Illcommonz explained that the meaning of the term “anthropologix” is “NOT Anthropology,” as in not the academic discipline (genre was the word used). The MTV logo was inserted by the video creators, not because it was shown on MTV, as I thought (I fell for it), but as a sign of contemporaneity.

Illcommonz explained that he lectures at a university, and is an artist-activist-anthropologist who teaches anarchist anthropology. He explained that the title of his course, “bunka jinrui gaku kaiho kouza”, means lectures in open anthropology.


I wanted to add one short note, to the extent that there are any similarities or overlaps. This is not the first time that I have been inspired by the beautiful renegade work of independent, anarchist, artist-researchers.

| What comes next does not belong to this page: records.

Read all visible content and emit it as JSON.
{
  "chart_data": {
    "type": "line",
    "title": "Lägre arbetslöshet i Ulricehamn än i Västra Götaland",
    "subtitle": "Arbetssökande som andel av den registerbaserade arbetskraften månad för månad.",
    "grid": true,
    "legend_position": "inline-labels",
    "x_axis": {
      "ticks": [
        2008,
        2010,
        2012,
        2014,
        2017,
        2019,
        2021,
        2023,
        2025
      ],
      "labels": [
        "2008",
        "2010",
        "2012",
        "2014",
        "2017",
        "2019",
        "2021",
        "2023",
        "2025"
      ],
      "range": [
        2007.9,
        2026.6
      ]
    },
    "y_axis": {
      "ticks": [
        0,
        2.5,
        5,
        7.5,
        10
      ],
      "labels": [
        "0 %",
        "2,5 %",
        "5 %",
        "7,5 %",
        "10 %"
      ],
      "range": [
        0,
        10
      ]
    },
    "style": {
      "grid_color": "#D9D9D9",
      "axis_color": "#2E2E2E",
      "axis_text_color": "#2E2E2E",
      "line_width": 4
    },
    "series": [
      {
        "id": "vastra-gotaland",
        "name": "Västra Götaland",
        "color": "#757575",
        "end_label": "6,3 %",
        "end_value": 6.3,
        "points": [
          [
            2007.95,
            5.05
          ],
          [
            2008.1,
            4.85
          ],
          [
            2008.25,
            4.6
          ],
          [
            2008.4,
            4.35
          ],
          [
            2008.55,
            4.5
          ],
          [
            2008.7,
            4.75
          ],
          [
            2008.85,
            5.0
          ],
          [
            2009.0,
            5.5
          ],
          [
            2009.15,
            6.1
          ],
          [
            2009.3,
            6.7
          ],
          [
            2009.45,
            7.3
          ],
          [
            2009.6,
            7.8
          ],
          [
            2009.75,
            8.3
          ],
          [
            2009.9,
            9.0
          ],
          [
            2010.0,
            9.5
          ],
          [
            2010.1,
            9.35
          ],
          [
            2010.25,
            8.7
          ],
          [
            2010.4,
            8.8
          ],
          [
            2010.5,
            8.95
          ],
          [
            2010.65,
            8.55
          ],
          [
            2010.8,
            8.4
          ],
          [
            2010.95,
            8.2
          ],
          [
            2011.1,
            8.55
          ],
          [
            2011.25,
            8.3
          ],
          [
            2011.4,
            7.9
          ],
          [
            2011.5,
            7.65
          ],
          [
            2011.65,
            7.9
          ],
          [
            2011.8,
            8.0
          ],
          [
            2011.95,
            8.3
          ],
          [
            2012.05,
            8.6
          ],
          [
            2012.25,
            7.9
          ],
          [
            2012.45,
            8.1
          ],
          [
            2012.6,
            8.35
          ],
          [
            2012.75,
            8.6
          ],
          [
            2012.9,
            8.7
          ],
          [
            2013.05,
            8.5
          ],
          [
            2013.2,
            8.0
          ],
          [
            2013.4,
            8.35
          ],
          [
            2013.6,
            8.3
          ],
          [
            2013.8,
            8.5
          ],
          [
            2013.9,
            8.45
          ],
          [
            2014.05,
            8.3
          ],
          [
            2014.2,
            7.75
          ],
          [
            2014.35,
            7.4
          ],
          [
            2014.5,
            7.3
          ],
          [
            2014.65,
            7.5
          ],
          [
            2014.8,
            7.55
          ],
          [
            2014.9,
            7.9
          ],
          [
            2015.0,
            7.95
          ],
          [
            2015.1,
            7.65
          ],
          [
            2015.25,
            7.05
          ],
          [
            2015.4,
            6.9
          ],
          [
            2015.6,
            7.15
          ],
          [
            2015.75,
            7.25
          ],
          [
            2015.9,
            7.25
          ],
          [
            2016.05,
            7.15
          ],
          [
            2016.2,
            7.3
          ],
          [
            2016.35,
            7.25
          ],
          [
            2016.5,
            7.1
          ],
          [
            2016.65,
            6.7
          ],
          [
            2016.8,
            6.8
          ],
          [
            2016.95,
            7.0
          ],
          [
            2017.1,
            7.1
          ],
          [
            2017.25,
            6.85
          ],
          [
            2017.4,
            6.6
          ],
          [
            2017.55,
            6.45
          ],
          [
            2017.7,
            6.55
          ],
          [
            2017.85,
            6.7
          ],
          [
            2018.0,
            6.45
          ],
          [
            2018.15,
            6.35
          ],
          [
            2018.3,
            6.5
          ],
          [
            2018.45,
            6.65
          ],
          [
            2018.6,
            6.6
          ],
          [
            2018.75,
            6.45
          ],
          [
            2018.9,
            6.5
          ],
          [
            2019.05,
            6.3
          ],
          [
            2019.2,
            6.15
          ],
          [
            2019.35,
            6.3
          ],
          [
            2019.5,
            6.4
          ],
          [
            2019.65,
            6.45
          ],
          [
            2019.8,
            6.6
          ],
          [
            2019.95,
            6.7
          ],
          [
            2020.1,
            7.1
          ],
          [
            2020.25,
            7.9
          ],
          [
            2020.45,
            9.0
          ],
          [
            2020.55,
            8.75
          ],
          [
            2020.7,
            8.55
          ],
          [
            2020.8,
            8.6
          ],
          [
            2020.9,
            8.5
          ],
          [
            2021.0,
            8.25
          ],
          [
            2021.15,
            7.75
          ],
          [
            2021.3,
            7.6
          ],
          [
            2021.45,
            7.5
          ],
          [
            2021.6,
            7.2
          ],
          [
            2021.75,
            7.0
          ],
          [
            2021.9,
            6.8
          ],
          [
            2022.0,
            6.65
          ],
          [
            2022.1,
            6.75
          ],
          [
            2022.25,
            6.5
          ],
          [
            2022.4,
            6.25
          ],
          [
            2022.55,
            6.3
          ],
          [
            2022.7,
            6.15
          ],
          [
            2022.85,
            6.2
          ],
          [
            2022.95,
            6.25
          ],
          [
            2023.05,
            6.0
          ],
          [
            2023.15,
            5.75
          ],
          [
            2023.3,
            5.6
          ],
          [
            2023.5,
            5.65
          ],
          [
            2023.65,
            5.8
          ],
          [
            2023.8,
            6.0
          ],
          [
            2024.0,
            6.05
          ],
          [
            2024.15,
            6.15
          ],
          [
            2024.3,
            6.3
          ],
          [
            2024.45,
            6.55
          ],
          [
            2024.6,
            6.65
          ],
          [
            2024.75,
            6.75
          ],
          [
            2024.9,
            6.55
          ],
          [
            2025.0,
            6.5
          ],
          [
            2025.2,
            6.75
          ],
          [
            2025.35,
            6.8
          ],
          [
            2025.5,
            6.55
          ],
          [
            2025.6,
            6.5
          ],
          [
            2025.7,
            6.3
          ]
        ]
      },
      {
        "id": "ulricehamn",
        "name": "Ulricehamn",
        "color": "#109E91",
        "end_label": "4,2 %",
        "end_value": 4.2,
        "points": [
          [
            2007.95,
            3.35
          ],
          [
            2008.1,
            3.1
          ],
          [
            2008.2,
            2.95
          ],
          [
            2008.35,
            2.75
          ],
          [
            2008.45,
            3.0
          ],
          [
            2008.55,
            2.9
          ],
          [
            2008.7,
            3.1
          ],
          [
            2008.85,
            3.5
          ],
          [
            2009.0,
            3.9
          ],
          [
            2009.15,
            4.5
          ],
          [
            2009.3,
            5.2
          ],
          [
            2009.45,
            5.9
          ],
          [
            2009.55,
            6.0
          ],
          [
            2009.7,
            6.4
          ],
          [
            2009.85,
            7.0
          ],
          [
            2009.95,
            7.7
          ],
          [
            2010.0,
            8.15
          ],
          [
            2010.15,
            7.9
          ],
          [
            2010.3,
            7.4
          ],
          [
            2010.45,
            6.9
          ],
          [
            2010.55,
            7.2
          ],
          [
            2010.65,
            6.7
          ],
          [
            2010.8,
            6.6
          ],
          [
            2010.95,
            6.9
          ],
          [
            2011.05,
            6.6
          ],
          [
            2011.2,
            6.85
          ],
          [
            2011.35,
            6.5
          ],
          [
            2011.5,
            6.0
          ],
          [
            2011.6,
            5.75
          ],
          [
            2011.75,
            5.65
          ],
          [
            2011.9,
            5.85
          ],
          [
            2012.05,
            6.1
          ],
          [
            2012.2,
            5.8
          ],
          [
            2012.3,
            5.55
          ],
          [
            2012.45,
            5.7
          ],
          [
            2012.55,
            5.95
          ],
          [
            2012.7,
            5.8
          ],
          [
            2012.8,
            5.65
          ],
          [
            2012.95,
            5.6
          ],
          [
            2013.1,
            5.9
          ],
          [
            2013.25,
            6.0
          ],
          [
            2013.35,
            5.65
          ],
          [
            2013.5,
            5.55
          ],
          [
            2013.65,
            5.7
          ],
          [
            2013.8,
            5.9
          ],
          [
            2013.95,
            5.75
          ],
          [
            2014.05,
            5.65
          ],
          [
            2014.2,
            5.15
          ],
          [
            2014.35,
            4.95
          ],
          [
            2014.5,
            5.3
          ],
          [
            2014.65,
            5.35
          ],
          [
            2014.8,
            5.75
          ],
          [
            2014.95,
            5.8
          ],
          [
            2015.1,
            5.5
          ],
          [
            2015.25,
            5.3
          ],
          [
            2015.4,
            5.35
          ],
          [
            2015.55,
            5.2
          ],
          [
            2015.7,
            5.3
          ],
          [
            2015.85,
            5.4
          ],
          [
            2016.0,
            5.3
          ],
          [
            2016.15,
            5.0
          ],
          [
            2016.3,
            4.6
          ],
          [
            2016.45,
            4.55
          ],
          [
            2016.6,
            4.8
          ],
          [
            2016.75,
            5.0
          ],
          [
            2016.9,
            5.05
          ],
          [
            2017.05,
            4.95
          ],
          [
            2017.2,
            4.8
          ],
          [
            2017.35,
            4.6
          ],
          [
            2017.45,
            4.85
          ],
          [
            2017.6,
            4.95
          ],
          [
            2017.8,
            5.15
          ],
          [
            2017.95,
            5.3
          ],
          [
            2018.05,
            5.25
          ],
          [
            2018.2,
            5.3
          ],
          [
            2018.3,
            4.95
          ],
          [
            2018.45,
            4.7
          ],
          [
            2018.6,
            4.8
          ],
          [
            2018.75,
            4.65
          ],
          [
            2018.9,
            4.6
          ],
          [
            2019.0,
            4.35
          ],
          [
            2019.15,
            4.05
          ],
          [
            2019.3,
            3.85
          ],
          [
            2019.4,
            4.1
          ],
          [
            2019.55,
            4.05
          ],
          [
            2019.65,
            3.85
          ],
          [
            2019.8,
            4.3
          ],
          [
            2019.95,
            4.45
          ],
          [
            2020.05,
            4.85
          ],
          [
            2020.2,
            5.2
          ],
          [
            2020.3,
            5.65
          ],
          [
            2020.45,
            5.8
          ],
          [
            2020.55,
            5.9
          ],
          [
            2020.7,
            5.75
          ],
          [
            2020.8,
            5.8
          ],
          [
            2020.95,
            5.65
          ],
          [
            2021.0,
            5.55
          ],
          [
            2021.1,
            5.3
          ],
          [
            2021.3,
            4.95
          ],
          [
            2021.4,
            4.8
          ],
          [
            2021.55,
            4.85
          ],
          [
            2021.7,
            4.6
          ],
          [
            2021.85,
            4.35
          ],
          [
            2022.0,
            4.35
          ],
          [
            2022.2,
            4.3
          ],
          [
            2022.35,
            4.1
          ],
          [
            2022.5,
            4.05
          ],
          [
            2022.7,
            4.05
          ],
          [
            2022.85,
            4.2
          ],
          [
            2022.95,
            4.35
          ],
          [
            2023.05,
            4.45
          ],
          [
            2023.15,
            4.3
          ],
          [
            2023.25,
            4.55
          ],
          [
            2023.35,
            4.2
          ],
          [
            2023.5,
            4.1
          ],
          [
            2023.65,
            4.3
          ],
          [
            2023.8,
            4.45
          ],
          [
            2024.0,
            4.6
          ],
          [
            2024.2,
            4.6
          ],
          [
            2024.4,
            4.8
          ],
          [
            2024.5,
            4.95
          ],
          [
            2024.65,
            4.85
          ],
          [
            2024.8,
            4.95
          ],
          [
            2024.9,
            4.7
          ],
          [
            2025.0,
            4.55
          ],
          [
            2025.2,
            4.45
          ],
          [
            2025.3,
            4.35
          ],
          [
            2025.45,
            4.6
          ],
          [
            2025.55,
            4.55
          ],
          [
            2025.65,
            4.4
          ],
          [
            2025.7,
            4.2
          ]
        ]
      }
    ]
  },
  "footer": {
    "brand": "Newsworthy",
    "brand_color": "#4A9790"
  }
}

One of those that I have known for several years — and I am not sure who I have known since they preserve their individual anonymity and shift their locus of production and communication from Brazil to Jamaica to the Pacific — is a collective called The Fire This Time. I was struck by this group on two accounts at first: “the fire next time” is a line from the 3-Canal song “Talk Yuh Talk” featured on this blog; second, the revolutionary reinterpretation of the figure of the Black Indian in TFTT is echoed in the Black Indian in Trinidad’s Carnival, and 3-Canal also adopted the Black Indian theme in the late 1990s. With respect to TFTT, readers can visit my neighbouring blog.


Slowly but surely, with the aid of Roi Kwabena, Illcommonz, and The Fire This Time, I am inching my way towards painting some image of what an open anthropology can be. In the meantime, let me end with a segment of a poem by Federico García Lorca, which explains at least one of the directions in the relationship between anthropology and public in open anthropology:

The poem, the song, the picture is only water drawn from the well of the people, and it should be given back them in a cup of beauty so that they may drink — and in drinking — understand themselves.